SONY apre l’E-mount a terze parti per sviluppo di nuovi obiettivi
Date le tempistiche previste e l’importanza stessa dell’annuncio,sembrerebbe tutto uno scherzo. SONY infatti ha dichiarato che il 1mo Aprile 2011 renderà note le “specifiche tecniche di base” del suo attacco a baionetta E-Mount utilizzato oggi sulle serie di digicam e videocamere della famiglia NEX. Non è dato sapere, al momento, se nei dati forniti saranno compresi anche quelli dei protocolli AF.
In questo modo il Produttore mette in campo uno strumento strategicamente molto valido per il consolidamento dello standard, aprendone in parte l’accesso a terze parti per lo sviluppo di future ottiche. Ma non solo, per dirla alla Giacobbo. Il discorso che dovrebbe far rizzare le orecchie ai vari contender, Nikon e Canon in primis, è che le intenzioni della multinazionale giapponese sono evidentemente quelle di portare il proprio sistema mirrorless allo status di best of the bunch (suonerebbe come “il meglio“), primeggiando nel settore e assicurandosi la leadership.
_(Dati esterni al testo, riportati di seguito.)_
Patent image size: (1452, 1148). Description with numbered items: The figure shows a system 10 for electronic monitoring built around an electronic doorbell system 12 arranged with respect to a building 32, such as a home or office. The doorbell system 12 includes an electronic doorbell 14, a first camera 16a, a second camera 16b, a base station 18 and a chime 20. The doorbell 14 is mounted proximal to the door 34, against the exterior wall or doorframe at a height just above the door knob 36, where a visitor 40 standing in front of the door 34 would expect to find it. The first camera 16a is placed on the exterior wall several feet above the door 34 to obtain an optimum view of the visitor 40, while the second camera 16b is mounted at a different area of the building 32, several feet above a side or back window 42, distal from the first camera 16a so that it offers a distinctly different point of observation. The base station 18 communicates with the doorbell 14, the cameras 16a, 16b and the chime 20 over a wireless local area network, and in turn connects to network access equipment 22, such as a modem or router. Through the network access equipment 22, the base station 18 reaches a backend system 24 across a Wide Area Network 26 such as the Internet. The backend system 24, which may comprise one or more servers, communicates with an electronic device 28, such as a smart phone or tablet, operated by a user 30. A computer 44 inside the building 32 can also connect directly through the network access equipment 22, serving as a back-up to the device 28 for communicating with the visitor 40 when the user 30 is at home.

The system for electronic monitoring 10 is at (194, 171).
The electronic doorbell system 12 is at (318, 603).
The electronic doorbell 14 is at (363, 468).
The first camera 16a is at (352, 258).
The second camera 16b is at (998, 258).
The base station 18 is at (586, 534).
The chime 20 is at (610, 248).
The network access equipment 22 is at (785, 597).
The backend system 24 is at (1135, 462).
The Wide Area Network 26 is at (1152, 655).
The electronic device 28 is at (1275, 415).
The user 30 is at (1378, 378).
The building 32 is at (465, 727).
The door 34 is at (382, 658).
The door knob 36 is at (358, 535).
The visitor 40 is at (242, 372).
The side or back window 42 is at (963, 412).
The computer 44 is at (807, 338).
Il concetto di cui sopra è tanto più vero se si osserva la lista di coloro che hanno già aderito al progetto: Zeiss, SIGMA, Tamron e Cosina-Voigtlander. Ricordo che la prima firma è già in stretta collaborazione con SONY per quanto riguarda la linea premium di ottiche Alpha per le reflex, SLT comprese. SIGMA ultimamente sta producendo nuove generazioni di obiettivi con qualità rimarchevoli, ad iniziare dai fissi 50 e 85 F1,4. Cosina-Voigtlander produce da sempre obiettivi molto particolari, con una propria “firma”: il nuovo NOKTON 25mm F0,95 per m43 ne è l’esempio emblematico.
Insomma, le implicazioni di questa scelta sono tutt’altro che scontate e confermano ulteriormente una impressione che ebbi quando SONY annunciò l’entrata nel mondo reflex: con questi non si scherza ed è un grave errore sottovalutarne il potenziale.